Before the virus hit, people were debating whether the long, long running bull market could possibly continue. That debate seems to have been all but forgotten, even though many additional negative factors have now come into play.
It also troubles me greatly to see how much the gap between rich and poor continues to widen. Shop owners and jobholders are worrying about paying their rent or mortgages while investors and analysts rejoice over the market regaining its highs. Seems to me this is a recipe for significant civil unrest, no doubt exacerbated by Trump's words and actions.
And what if the virus does indeed come back in a second wave in the fall? Can you imagine trying to persuade people to shut down again?! If that happens, the market will be going down 1,000 points instead of up . . . .
To answer the op:
- People at home in front of their computers;
-Zero cost commissions;
- Ability to buy fractional shares, started by Robinhood and adopted by other firms.
One person on Twitter just posted " When do Robinhood traders have to go back to work? I want fair warning"
And a response (which is true) " It's easy to clown on them, but I think they've done better than most professional traders during this time around."
And the reply " I love this...I just want to know before its going to end!"
unicorn33 said:Before the virus hit, people were debating whether the long, long running bull market could possibly continue. That debate seems to have been all but forgotten, even though many additional negative factors have now come into play. It also troubles me greatly to see how much the gap between rich and poor continues to widen. Shop owners and jobholders are worrying about paying their rent or mortgages while investors and analysts rejoice over the market regaining its highs. Seems to me this is a recipe for significant civil unrest, no doubt exacerbated by Trump's words and actions.And what if the virus does indeed come back in a second wave in the fall? Can you imagine trying to persuade people to shut down again?! If that happens, the market will be going down 1,000 points instead of up . . . .
It is a weird bull market. A second wave may cut it by not 1,000 but by over 10,000.
Being in the in the market does not mean one is rich. Shop owners and individuals often keep their savings in the market. Who in this day and age parks money in banks offering near zero percent interest that does not even keep up with inflation? Many jobholders and retirees have pension funds that are heavily market invested.
Even without a second wave we may not be out of the water. Restaurants, hotels, cruise lines and transportation is ramping up but what happens when many customers don't show? The restaurant that is rehiring now may have to cut back or even close when they lose half of their customers. The transit agencies may have to cut services and employees.
It may seem obvious, with double-digit unemployment and plunging economic output.
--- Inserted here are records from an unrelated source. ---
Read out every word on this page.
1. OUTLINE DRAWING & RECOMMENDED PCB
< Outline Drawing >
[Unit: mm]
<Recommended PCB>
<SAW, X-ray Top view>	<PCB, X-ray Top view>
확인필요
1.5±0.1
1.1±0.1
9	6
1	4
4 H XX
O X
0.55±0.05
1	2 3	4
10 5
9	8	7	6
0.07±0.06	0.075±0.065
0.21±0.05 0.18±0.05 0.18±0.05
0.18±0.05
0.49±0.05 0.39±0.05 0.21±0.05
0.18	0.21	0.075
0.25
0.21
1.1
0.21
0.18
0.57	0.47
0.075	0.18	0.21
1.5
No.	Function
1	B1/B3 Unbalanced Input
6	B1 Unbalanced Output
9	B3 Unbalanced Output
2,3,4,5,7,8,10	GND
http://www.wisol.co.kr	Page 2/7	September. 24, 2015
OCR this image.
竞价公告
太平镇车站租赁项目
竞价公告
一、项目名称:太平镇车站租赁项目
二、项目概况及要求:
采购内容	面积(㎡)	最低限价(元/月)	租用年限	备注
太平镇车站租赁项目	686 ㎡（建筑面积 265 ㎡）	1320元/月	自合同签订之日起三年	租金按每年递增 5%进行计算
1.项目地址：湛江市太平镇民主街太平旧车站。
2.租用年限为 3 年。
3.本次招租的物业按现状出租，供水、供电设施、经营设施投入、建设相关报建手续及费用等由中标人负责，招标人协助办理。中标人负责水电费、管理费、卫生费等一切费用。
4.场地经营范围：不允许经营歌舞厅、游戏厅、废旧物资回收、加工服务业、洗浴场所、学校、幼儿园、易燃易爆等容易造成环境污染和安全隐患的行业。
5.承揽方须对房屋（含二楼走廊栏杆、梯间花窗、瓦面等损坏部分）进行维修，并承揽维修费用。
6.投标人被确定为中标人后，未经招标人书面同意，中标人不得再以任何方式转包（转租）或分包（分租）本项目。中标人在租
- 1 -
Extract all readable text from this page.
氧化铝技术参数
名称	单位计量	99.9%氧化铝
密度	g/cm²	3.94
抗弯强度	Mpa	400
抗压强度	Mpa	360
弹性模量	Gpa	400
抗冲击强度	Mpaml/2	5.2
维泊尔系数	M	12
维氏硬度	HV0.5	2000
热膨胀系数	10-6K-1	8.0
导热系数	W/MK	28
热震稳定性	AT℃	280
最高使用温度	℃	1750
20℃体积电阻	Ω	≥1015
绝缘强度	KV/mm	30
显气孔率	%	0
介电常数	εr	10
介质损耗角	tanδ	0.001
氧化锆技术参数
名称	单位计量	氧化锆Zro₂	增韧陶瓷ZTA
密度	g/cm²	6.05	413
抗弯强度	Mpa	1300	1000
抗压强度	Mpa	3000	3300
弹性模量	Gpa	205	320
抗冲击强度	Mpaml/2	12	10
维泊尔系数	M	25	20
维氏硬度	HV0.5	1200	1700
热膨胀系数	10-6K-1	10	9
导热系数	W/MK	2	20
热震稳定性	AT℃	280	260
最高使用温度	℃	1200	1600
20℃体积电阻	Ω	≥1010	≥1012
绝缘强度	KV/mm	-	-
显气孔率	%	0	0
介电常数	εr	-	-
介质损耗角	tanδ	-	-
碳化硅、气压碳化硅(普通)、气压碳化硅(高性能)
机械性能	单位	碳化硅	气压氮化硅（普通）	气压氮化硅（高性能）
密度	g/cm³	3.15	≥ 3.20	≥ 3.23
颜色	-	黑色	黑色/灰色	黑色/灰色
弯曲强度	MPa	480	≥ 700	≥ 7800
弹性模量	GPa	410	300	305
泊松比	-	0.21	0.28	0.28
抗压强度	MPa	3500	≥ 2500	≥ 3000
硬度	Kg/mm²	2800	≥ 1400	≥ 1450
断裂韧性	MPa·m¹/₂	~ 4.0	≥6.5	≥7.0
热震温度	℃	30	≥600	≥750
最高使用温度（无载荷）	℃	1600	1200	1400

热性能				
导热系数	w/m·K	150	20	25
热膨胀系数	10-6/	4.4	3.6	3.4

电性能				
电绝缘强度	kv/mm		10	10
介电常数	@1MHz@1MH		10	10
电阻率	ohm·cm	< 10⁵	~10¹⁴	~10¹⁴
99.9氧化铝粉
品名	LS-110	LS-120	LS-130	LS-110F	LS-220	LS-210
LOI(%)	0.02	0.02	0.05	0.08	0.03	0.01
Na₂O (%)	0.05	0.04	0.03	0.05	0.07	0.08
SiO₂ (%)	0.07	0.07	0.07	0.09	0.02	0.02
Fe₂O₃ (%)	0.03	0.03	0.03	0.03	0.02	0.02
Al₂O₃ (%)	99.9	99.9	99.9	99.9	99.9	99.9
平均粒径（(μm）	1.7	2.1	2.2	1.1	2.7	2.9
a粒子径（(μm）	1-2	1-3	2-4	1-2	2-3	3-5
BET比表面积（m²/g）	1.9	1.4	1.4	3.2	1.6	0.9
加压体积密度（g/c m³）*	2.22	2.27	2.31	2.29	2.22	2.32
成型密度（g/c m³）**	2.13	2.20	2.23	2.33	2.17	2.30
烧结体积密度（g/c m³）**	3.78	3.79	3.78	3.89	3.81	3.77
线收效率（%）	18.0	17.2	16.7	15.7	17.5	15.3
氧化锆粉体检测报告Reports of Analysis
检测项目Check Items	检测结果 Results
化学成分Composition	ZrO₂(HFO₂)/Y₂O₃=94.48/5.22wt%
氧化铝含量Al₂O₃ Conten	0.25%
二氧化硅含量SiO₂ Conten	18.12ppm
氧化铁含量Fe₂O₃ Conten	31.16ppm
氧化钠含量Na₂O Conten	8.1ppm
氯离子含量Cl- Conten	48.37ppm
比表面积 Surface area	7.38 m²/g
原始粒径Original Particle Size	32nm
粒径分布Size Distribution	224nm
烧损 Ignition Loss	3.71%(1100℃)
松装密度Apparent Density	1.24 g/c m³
But if there was any remaining doubt that the U.S. is in a recession, it's now been removed by the official scorekeepers at the National Bureau of Economic Research.
The bureau's Business Cycle Dating Committee — the fat lady of economic opera — said the expansion peaked in February after a record 128 months, and we've been sliding into a pandemic-driven recession since.
In making the announcement, the committee pointed to the "unprecedented magnitude of the decline in employment and production, and its broad reach across the entire economy."
At the same time, the committee noted the recession could be short-lived. The U.S. added 2.5 million jobs last month after losing more than 22 million in March and April. Many forecasters said they expect economic output to begin growing again in the third quarter.
The standard definition of a recession is "a decline in economic activity that lasts more than a few months." The committee decided this downturn is so severe it earns the recessionary title, even if the recovery begins quickly.
From an official point of view, recessions "end" when the economic bleeding stops, even if it takes years for the patient to make a full recovery.